A Stratfor leva ainda a força da Turquia para além do Oriente Médio e
em direção ao Mar Negro: com o enfraquecimento da Rússia, os turcos irão
investir esforços comerciais e políticos nesta região. Além disso,
espera-se que o país aumente sua concentração nos Balcãs.
Mas antes que isso tudo possa acontecer, lembra a Stratfor, é preciso
que a Turquia arrume a sua casa para encontrar o equilíbrio,
especialmente por conta do fato de que, ao mesmo tempo em que é um país
secular, é também um país muçulmano.
A China terá problemas
O vigoroso crescimento chinês finalmente começa a dar sinais de
normalização, prevê a Stratfor. O problema, daqui pra frente, será como a
China irá lidar com as consequências políticas e sociais desta
normalização, uma vez que, depois de anos investindo na sua região
costeira, o país terá de expandir seus investimentos em infraestrutura
para o interior.
Este movimento de transferência de riqueza deve fazer surgir um
sentimento de descontentamento nas cidades costeiras e que pode vir a se
tornar uma rebelião contra Pequim. Para manter o controle sobre a
situação, o Partido deve se tornar ainda mais opressor no cenário
interno, aumentando a centralização política econômica e incentivando o
sentimento nacionalista.
China perde posto de potência econômica para 16 outros países
Com a diminuição do ritmo de crescimento econômico na China,
fabricantes de todo o mundo devem levar seus investimentos para outros
16 países nos quais ainda será possível obter salários ainda mais baixos
para a mão de obra e outras vantagens. Entre eles, cita a Stratfor, está o México, a Nicarágua, o Peru, além de países africanos como Uganda, Quênia e Etiópia.

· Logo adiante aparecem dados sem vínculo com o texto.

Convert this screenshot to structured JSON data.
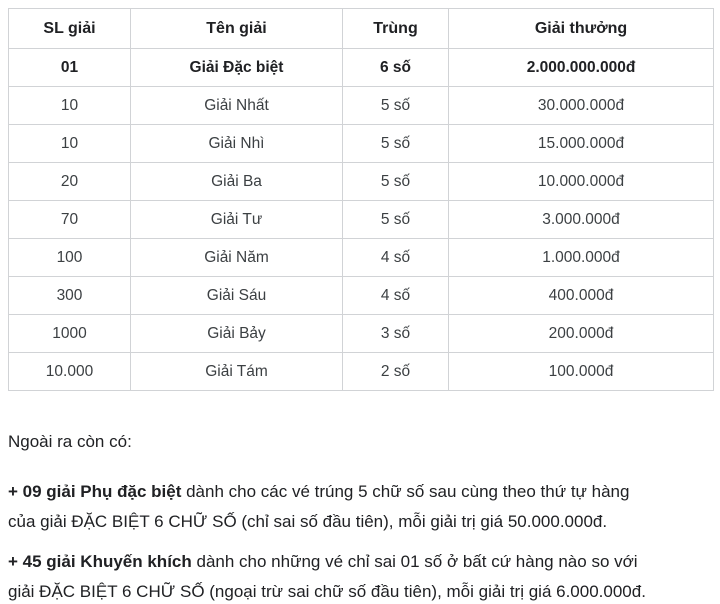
{
  "table": {
    "headers": [
      "SL giải",
      "Tên giải",
      "Trùng",
      "Giải thưởng"
    ],
    "rows": [
      {
        "qty": "01",
        "name": "Giải Đặc biệt",
        "match": "6 số",
        "prize": "2.000.000.000đ"
      },
      {
        "qty": "10",
        "name": "Giải Nhất",
        "match": "5 số",
        "prize": "30.000.000đ"
      },
      {
        "qty": "10",
        "name": "Giải Nhì",
        "match": "5 số",
        "prize": "15.000.000đ"
      },
      {
        "qty": "20",
        "name": "Giải Ba",
        "match": "5 số",
        "prize": "10.000.000đ"
      },
      {
        "qty": "70",
        "name": "Giải Tư",
        "match": "5 số",
        "prize": "3.000.000đ"
      },
      {
        "qty": "100",
        "name": "Giải Năm",
        "match": "4 số",
        "prize": "1.000.000đ"
      },
      {
        "qty": "300",
        "name": "Giải Sáu",
        "match": "4 số",
        "prize": "400.000đ"
      },
      {
        "qty": "1000",
        "name": "Giải Bảy",
        "match": "3 số",
        "prize": "200.000đ"
      },
      {
        "qty": "10.000",
        "name": "Giải Tám",
        "match": "2 số",
        "prize": "100.000đ"
      }
    ]
  },
  "notes": {
    "intro": "Ngoài ra còn có:",
    "paragraphs": [
      {
        "lead": "+ 09 giải Phụ đặc biệt",
        "rest": " dành cho các vé trúng 5 chữ số sau cùng theo thứ tự hàng\ncủa giải ĐẶC BIỆT 6 CHỮ SỐ (chỉ sai số đầu tiên), mỗi giải trị giá 50.000.000đ."
      },
      {
        "lead": "+ 45 giải Khuyến khích",
        "rest": " dành cho những vé chỉ sai 01 số ở bất cứ hàng nào so với\ngiải ĐẶC BIỆT 6 CHỮ SỐ (ngoại trừ sai chữ số đầu tiên), mỗi giải trị giá 6.000.000đ."
      }
    ]
  },
  "colors": {
    "table_border": "#d1d3d6",
    "header_text": "#202124",
    "cell_text": "#3c4043",
    "body_text": "#202124",
    "background": "#ffffff"
  }
}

Japão e China na disputa no Mar do Sul da China
Levando em conta previsões de que a Rússia estará enfraquecida nos
próximos anos e que a China se tornará cada vez mais nacionalista, a
Strartfor prevê que o país pode tentar abocanhar o controle de áreas
marítimas que um dia foram de interesse russo no Mar do Sul da China.
E é aqui que nasce outro problema: o Japão dificilmente deixará que
seus vizinhos chineses aumentem a influência marítima na região.
A China tem o poder para construir uma grande frota naval. Contudo,
lembra a Stratfor, tem pouca experiência em disputas navais e poucos
comandantes capazes de desafiar marinhas tradicionais, como os Estados
Unidos e o próprio Japão.
Japão se tornará uma potência naval
Nesta disputa marítima entre Japão e China, a Stratfor lembra que os
japoneses tem toda a condição de construir uma marinha maior que a dos
chineses, além de ter uma tradição naval respeitável. “O Japão irá
aumentar seu poderio naval”, prevê a consultoria.
E fará isso não apenas para lidar com disputas com a China, mas também
para assegurar a estabilidade de suas importações, uma vez que é
altamente dependente da importação de materiais do Oriente Médio e do
sudeste asiático.
Atualmente, contudo, conta com os Estados Unidos na mediação destas
relações. Com a diminuição da interferência americana no contexto
internacional, caberá ao Japão assumir as rédeas de seus interesses.